Longtemps confrontée à de fortes résistances, la candidature de Macky Sall au poste de secrétaire général des Nations-Unies semble enregistrer plusieurs avancées diplomatiques majeures. Révélations de Madiambal Diagne.
A Dakar que les lignes semblent bouger. Selon Madiambal Diagne, le 7 juillet, Umaro Sissoco Embaló, ancien président de la République de la Guinée Bissau et proche de Macky Sall, a été reçu par le Président Bassirou Diomaye Faye. Il s’est ensuite entretenu avec le Président gambien Adama Barrow. Selon Diagne, la candidature de l’ancien président sénégalais au secrétariat général des Nations-Unies figurait parmi les principaux sujets abordés lors de ces échanges.
Selon le fondateur du Groupe Avenir Communication, ces consultations, qui interviennent dans un contexte politique totalement nouveau, sont susceptibles de changer la ligne de Dakar sur le dossier. Selon nos sources, le principal obstacle au soutien officiel de Dakar ne se situait pas à la présidence de la République, mais à la Primature.
Alors tout puissant Premier ministre et président de Pastef, Ousmane Sonko se serait donc fermement opposé à toute initiative visant à soutenir Macky Sall. Les mêmes sources affirment qu’il avait pesé de tout son poids politique pour empêcher le Sénégal d’endosser la candidature de l’ancien président, dans un contexte de forte rivalité entre les deux hommes.
Bassirou Diomaye Faye aurait ainsi été contraint de composer avec cet équilibre politique, alors que le pouvoir reposait sur un tandem exécutif dont Ousmane Sonko constituait la principale force politique. «La vérité est que c’est Ousmane Sonko qui s’opposait au soutien de Dakar à la candidature de Macky Sall. Le Président Bassirou Diomaye Faye, lui, souhaitait le soutenir, mais il n’a pas jugé nécessaire de mettre en péril sa relation avec Pastef, qui constituait alors son principal, voire son unique soutien politique», indique une source au fait des discussions. La rupture désormais consommée entre les deux hommes change cependant la donne.
Toujours selon ces mêmes sources, le chef de l’État dispose aujourd’hui d’une plus grande liberté d’appréciation sur les grands dossiers diplomatiques. L’éloignement politique d’Ousmane Sonko ferait disparaître le principal verrou qui empêchait jusqu’ici Dakar d’apporter son soutien à Macky Sall.
Cette lecture est confortée par l’intensification des contacts diplomatiques observés ces derniers jours. Les démarches d’Umaro Sissoco Embaló apparaissent comme une tentative de consolider un consensus régional autour de la candidature de l’ancien président sénégalais, tandis que plusieurs informations font état d’un prochain déplacement de Macky Sall à Dakar et à Banjul afin de poursuivre ces consultations.
Si ce rapprochement devait déboucher sur un soutien officiel du Sénégal, il constituerait l’un des tournants les plus importants de cette campagne internationale. Au-delà de la portée symbolique, l’appui de son pays d’origine renforcerait considérablement le poids diplomatique de Macky Sall auprès des États appelés à participer au choix du futur secrétaire général des Nations-Unies.

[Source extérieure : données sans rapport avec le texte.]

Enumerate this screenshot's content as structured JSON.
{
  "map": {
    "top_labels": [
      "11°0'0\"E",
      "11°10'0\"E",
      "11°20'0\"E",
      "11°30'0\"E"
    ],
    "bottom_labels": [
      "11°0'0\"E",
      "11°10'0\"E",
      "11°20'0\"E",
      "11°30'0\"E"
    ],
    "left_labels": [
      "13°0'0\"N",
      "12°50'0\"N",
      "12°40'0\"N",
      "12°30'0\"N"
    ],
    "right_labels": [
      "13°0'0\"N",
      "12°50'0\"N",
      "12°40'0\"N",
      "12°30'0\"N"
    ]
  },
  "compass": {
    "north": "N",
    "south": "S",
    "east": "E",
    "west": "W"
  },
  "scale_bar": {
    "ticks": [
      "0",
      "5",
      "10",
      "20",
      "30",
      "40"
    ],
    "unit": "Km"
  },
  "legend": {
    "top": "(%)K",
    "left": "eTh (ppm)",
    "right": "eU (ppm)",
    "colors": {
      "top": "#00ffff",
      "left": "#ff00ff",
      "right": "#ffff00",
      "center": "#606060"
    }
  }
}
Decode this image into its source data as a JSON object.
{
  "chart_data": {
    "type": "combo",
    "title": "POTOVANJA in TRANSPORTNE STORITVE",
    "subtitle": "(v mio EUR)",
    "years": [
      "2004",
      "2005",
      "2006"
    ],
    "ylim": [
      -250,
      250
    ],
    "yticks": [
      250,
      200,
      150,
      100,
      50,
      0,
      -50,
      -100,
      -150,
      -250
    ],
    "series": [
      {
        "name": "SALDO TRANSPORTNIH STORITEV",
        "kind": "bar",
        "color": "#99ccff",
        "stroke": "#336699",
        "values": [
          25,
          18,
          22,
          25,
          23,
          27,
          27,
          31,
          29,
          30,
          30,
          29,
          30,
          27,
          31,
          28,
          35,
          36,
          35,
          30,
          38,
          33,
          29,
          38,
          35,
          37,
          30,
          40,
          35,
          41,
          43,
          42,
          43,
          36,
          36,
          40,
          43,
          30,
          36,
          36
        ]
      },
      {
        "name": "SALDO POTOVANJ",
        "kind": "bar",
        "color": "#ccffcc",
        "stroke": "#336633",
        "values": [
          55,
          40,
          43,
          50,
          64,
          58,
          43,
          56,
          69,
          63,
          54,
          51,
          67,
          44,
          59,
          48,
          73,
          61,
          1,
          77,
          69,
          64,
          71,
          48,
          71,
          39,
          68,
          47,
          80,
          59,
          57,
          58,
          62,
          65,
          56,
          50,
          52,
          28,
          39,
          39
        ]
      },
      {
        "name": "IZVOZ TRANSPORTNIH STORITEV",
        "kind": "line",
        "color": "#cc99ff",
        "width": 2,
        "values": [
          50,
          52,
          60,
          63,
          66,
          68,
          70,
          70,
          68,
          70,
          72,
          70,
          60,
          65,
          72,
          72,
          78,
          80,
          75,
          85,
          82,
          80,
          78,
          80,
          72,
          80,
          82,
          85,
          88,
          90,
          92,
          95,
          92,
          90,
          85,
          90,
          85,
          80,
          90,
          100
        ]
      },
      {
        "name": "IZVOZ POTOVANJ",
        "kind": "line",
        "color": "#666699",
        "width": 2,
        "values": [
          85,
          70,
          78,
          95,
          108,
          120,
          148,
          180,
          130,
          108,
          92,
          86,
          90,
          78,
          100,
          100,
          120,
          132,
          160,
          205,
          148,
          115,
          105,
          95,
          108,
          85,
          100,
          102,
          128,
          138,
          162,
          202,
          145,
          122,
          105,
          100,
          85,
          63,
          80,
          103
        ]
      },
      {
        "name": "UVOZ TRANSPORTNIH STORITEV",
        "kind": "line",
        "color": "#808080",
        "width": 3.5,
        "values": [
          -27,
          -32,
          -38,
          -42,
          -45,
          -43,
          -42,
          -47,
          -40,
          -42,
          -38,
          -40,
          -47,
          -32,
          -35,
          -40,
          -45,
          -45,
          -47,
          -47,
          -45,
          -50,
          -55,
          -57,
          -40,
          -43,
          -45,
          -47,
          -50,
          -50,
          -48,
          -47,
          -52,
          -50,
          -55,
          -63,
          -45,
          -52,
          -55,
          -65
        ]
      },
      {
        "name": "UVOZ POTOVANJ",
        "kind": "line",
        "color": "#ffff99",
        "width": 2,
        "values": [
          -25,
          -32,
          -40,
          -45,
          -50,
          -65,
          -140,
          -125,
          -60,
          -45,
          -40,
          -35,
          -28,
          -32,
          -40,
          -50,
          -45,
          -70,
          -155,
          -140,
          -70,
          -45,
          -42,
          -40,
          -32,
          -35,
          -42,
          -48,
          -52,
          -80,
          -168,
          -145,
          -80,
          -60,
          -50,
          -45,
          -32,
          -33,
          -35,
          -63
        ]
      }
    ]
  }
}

Mais, au-delà du seul dossier onusien, un éventuel soutien de Bassirou Diomaye Faye à la candidature de Macky Sall pourrait ouvrir une nouvelle séquence politique au Sénégal.
Vers un rapprochement politique ?
Dans les cercles politiques de Dakar, certains s’interrogent déjà sur les conséquences d’un tel geste. Constituerait-il le prélude à un rapprochement entre le président de la République, qui a récemment annoncé la création de sa propre formation politique, et l’Alliance pour la République (Apr) de son prédécesseur ?
Si cette hypothèse demeure, à ce stade, hautement spéculative, plusieurs observateurs estiment qu’une convergence d’intérêts entre le chef de l’État, sa future formation politique, l’Apr et ses alliés pourrait profondément rebattre les cartes du paysage politique sénégalais. Une telle recomposition donnerait naissance à un bloc politique susceptible de concurrencer sérieusement Pastef sur le terrain électoral et de modifier durablement les rapports de force en vue des prochaines échéances.
En attendant, c’est Macky Sall qui marque des points importants dans le cadre de sa campagne. En effet, entre le signal envoyé depuis Washington par Donald Trump, les initiatives diplomatiques conduites en Afrique de l’Ouest et la recomposition des rapports de force au sommet de l’État sénégalais, la candidature de Macky Sall semble ainsi entrer dans une nouvelle phase. Longtemps handicapée par les réticences de Dakar, elle pourrait désormais bénéficier d’un contexte politique beaucoup plus favorable, au moment où les grandes manœuvres s’intensifient autour de la succession d’António Guterres.